Like Andy Flower before him, he had the heavy responsibility of captaincy, opening bat, wicketkeeper and cheerleader to a mediocre and sometimes downhearted team. It was a burden borne, like Flower, with determination to play a reliable role and be pointed out as a role model.
Consistency for an opener is doubly difficult with the state of the pitch unknown and international fast bowlers being fresh. The first 20 runs for any batsman are far more difficult to achieve than other similar periods of an innings. Taylor succeeded in those in greater proportion than most.
His capabilities were enough to catch the attention of Nottinghamshire County Cricket Club, who know a thing or two about class players – for instance Garry Sobers, Richard Hadlee, Stuart Broad, Bill Vice and Harold Larwood. They also gave a trial run to Zimbabwean Paul Strang before.
His T20 innings were not too fruitful, this not being his natural department, but some of his towering sixes were memorable, not least the two which won, in the final over, a tight international match at Harare Sports Club that caused some personal concern for safety in the Press box.
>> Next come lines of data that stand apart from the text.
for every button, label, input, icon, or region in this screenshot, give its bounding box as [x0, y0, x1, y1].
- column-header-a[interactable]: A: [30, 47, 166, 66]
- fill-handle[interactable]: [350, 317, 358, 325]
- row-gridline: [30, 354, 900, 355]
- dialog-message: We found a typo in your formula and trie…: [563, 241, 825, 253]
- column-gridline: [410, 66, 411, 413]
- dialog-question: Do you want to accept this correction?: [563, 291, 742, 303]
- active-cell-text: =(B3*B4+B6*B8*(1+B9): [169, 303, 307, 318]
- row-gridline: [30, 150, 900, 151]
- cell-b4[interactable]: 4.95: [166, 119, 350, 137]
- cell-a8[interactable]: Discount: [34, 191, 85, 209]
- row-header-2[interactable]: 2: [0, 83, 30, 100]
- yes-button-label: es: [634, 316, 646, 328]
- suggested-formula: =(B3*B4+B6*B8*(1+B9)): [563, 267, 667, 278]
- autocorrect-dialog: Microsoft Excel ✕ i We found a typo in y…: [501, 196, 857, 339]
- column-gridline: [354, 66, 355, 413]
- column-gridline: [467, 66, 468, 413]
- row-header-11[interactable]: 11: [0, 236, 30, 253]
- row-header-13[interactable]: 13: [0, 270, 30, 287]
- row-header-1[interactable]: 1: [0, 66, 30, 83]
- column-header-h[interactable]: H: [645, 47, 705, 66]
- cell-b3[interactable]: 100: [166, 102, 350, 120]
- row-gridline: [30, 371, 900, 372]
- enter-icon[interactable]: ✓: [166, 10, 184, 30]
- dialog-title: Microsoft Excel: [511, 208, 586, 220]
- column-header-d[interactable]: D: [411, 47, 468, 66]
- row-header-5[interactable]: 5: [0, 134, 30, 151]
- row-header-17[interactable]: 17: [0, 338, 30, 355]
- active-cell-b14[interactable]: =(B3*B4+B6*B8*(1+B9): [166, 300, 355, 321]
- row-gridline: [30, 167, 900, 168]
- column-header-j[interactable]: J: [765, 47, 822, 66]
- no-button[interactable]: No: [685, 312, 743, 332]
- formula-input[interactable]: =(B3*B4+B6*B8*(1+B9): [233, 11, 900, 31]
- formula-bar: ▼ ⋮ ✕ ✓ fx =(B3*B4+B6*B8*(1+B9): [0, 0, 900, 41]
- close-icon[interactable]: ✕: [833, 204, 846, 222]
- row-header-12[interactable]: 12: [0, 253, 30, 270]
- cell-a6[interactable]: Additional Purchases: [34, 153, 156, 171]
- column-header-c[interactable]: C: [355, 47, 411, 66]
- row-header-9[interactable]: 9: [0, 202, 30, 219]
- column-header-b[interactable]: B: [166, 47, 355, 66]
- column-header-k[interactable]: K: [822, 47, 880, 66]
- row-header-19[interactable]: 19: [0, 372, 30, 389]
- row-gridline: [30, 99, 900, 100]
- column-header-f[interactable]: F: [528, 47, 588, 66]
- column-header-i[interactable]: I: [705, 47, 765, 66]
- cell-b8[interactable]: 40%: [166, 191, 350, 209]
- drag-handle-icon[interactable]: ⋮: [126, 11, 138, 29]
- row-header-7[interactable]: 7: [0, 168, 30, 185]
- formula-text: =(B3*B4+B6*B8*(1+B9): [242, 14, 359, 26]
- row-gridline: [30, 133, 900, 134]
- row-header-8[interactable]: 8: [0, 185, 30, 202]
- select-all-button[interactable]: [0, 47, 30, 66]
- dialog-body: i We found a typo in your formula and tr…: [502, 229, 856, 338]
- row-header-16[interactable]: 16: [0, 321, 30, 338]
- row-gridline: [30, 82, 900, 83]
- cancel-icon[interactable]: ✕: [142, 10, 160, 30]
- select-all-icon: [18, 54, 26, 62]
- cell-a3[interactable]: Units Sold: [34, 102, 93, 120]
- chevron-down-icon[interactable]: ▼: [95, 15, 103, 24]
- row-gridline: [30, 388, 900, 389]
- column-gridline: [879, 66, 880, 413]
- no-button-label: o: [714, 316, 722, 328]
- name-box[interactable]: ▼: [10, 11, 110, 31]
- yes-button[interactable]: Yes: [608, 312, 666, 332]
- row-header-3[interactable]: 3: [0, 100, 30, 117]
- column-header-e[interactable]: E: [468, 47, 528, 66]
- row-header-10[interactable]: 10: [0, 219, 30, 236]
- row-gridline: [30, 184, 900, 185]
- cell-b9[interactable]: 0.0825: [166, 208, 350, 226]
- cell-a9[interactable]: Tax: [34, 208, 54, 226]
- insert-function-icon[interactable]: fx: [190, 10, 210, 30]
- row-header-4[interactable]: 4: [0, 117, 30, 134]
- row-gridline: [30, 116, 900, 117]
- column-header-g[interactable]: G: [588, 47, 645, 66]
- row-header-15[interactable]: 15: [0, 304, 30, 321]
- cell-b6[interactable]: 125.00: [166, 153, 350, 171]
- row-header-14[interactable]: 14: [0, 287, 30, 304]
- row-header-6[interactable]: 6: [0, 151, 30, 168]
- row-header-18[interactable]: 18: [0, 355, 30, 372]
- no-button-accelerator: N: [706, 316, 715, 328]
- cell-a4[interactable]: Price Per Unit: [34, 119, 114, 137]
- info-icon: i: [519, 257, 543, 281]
He was leading Zimbabwe’s scorer in the 2015 World Cup though, a success where it really mattered.
This most likeable person, so easy-going off the field, is still only 35. That is perhaps four or five years too early for retirement, though well in time to launch a new career. It will be interesting to see just what that is. He refers to the need for financial stability. Whoever got that playing cricket for Zimbabwe? So is it the IPL?